Again, I ask what's up with heading out into the desert and not bringing any water? Was the ocean there and now 6 has to believe that his captors can move oceans, or is it the case that he has hallucinated the ocean and 16's drowning? Or when he comes back with 16 is the ocean really there but they're made to think it's not? I suspect I'll find out in later episodes.

3 Anvil
Big brother is a lot of little brothers all spying on each other. 2 makes 6 an offer he can't refuse. 6 accepts it as the mission is to find the underground, the dreamers. All he manages to do is to drive the History to slashing his own throat while 6 and his surveillance partner watch.
Everybody is spying on everybody in this episode and at one point 6 even speculates that everyone in the village is an undercover aent keepin tabs on someone else.
And then 6's partner is knifed to death by 2's son at 2's orders, 313 is taken away to the tunnel where 6 goes to rescue her with the help of one of his students who is definitely spying on him.
And somehow I've left out 2's weird relationship with his comatose wife whom he keeps sedated because not only is she a dreamer, but a lucid one. Oh, and there isn't only the village, there is also the "other place" and 6 may be 2's son.
6 finally learns through his flashbacks that he was an analyst for a company that was viewing CCTV feed.

Okay, now we're getting somewhere. I don't know where. But, that's okay because neither does 6. This episode was definitely setting up for what comes next and was more fast-paced than the first two. Not better or worse, just different pacing with more action.

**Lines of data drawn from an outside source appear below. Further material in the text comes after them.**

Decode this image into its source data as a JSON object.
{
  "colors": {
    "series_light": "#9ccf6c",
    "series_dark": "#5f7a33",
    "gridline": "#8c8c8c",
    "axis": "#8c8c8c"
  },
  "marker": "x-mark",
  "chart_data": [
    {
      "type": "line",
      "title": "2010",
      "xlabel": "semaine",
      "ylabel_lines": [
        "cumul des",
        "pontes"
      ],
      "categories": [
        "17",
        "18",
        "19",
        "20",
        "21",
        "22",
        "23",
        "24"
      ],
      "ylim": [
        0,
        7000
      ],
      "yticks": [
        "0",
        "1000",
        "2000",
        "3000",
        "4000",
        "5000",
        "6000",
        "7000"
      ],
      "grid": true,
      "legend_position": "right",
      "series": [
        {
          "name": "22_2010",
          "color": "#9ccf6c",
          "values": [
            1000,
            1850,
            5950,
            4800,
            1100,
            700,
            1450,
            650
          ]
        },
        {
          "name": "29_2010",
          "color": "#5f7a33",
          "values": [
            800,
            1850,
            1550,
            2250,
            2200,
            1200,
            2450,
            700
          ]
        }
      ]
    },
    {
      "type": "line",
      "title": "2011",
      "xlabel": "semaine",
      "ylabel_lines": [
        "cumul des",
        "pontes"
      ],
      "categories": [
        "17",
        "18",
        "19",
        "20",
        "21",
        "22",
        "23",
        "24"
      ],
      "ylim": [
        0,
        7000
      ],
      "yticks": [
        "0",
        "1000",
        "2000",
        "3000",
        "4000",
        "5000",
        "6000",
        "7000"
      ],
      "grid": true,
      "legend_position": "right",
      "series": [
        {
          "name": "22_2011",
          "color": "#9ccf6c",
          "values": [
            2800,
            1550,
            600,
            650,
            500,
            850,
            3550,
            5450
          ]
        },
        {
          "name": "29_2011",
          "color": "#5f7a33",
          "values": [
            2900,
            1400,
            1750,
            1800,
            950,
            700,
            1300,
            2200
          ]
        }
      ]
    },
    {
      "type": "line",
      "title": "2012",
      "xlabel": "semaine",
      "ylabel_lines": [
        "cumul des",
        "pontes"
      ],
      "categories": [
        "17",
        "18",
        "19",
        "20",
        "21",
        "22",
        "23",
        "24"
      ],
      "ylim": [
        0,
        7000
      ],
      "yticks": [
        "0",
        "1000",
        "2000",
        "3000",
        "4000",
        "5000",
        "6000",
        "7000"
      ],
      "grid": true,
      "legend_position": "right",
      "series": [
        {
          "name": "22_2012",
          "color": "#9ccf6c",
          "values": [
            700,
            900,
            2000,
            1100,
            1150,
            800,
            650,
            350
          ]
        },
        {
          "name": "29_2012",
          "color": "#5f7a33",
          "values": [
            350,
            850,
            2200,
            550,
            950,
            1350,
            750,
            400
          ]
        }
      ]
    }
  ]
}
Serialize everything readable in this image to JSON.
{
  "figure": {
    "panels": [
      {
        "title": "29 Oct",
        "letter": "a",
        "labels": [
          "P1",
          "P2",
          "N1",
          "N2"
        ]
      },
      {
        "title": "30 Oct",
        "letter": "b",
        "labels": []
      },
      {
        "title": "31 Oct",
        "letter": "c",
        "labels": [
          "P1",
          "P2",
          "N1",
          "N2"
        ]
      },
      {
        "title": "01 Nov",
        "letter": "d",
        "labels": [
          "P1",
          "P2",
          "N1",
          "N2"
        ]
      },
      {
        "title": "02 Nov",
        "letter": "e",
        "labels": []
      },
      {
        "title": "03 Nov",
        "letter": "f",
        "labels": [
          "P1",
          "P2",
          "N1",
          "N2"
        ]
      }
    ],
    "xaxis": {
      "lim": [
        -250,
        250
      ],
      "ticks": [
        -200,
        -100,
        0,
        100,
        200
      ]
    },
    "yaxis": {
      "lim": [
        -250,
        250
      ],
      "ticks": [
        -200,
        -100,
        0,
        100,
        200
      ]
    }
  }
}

So far, so good. I don't know how this is going to wrap up, and I do know how the classic series did. That is a good thing. Perhaps 6's flashbacks are things that we would have known had there been remakes of the two previous series as well. I don't imagine the classic series using a lot of flashbacks for some reason. But, maybe it was jam-packed with them, too.

I'm going to go ahead and recommend you watch this series - the first three episodes are a great way to pass an evening and left me with a promise that tomorrow night's viewing will be entertaining as well.